Aaron,
You are right some dump works on directory but amanda doesn't use the -T
parameter.
It is a dangerous option, all backup program working with a timestamps
(all dump flavour and star) have the same problem. If a directory is
moved across the directories you backup, it is not include in the dump
until the next full.
GNUTAR doesn't have this problem because it keep a complete list of
files, not just a timestamps.
A small example of the problem:
/home is the root of the partition, you have two files:
/home/foo/a/b/c
/home/bar/c/b/a
You backup the two directory separately.
You have the following backup sequence and one user operation:
/home/foo /home/bar TAPE
day 1 0 1 tape-01
day 2 1 1 tape-02
day 3 1 1 tape-03
day 4 1 1 tape-04
day 5 1 0 tape-05
a user do: mv /home/foo/a /home/bar
day 6 1 1 tape-06
day 7 1 1 tape-07
day 8 0 1 tape-08
day 9 1 1 tape-01
day 10 1 1 tape-02
day 11 1 1 tape-03
day 12 1 0 tape-04
/home/bar/a/b/c will not be in the backup of /home/bar until day 12 on
tape-04
If you restore the backup for day 6 or 7
/home/foo level 0 on tape tape-01, level 1 on tape tape-06 or tape-07
/home/bar level 0 on tape tape-05, level 1 on tape tape-06 or tape-07
then you end up with no /home/bar/a/b/c file, and no /home/foo/a/b/c
file, you can recover /home/foo/a/b/c from level 0 of /home/foo on
tape-01, but how do you know the user moved the files.

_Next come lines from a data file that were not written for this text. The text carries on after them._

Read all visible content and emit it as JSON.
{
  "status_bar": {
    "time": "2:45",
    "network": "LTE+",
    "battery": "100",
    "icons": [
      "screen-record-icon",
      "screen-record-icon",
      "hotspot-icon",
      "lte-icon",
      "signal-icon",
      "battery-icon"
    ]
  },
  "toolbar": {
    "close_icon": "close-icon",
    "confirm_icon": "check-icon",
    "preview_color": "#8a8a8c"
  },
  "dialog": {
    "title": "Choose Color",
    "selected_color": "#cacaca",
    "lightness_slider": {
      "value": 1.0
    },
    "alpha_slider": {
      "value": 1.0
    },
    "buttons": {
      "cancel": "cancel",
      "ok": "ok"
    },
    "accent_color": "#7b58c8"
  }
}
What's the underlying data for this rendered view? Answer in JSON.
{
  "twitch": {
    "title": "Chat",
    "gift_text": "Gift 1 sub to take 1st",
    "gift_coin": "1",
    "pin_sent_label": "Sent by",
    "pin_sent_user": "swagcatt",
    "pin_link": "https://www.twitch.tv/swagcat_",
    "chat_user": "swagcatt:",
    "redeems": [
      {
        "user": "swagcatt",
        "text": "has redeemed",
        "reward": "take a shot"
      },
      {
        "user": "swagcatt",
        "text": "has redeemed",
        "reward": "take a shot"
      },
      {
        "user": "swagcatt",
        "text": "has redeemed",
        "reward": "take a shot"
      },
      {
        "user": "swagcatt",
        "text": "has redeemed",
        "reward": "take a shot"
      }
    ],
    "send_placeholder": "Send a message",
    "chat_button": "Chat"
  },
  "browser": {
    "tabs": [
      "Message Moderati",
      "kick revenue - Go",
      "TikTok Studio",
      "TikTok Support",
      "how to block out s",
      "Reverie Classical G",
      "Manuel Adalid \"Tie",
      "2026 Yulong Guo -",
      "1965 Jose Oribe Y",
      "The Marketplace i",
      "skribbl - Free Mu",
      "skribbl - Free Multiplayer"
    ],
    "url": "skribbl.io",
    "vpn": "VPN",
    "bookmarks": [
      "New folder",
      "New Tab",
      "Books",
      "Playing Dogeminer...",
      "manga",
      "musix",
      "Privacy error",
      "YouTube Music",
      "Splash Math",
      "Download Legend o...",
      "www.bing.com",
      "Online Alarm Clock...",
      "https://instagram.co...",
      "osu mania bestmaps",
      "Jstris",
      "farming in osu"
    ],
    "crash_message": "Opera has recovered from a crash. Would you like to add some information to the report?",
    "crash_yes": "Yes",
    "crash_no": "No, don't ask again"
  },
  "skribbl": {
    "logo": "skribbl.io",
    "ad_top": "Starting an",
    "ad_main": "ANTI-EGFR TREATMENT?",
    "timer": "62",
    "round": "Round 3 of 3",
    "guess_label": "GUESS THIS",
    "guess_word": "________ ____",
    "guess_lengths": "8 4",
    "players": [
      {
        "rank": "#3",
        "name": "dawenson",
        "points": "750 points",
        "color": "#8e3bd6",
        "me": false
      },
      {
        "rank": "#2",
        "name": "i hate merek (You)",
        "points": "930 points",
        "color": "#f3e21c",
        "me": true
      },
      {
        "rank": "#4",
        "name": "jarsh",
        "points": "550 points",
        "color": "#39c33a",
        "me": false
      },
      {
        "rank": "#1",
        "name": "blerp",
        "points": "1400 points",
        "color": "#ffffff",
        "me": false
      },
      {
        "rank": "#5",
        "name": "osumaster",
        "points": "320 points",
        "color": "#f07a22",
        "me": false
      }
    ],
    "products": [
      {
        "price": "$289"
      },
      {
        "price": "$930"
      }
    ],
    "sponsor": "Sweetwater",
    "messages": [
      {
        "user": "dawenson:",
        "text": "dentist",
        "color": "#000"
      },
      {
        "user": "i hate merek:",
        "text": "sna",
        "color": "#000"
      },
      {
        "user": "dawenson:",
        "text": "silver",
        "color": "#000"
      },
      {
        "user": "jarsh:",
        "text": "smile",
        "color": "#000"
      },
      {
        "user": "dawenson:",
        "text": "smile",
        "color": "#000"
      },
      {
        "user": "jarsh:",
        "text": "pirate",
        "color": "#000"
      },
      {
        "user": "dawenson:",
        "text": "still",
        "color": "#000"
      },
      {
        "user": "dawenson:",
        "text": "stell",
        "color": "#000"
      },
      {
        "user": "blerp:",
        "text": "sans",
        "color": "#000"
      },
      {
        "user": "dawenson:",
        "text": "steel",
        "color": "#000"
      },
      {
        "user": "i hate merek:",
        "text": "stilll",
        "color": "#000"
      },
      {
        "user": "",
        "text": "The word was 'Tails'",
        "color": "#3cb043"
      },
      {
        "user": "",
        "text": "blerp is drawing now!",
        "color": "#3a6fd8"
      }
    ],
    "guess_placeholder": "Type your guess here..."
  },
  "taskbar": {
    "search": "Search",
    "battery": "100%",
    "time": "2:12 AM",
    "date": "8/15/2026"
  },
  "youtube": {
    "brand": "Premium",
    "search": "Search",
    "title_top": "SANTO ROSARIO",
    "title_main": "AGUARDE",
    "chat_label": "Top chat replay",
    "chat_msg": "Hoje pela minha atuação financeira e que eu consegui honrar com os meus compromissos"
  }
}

That's worse, after day 9 and overwrite of tape-01, the a/b/c file is
not on tape, there is no way to recover it
On day 12, it will be on the level 0 backup of /home/bar.
Jean-Louis
Aaron J. Grier wrote:
On Thu, Oct 02, 2008 at 10:15:52AM -0400, Jean-Louis Martineau wrote:
sendbackup: info end
| DUMP: You can't update the dumpdates file when dumping a subdirectory
| DUMP: The ENTIRE dump is aborted.
sendbackup: error [dump (20830) /sbin/dump returned 1]
Like the message says: You can't use DUMP to backup a subdirectory, DUMP
work only on partition.
You must use GNUTAR to backup a directory.
I beg your pardon, but /sbin/dump is perfectly capable of dumping
subdirectories on most unixes. it just won't record (or read) the date
of the dump in /etc/dumpdates.
a lot of /sbin/dump will accept a -T parameter to specify a date for
incrementals. I assume tar requires a similar parameter, perhaps it
could be used with /sbin/dump as well?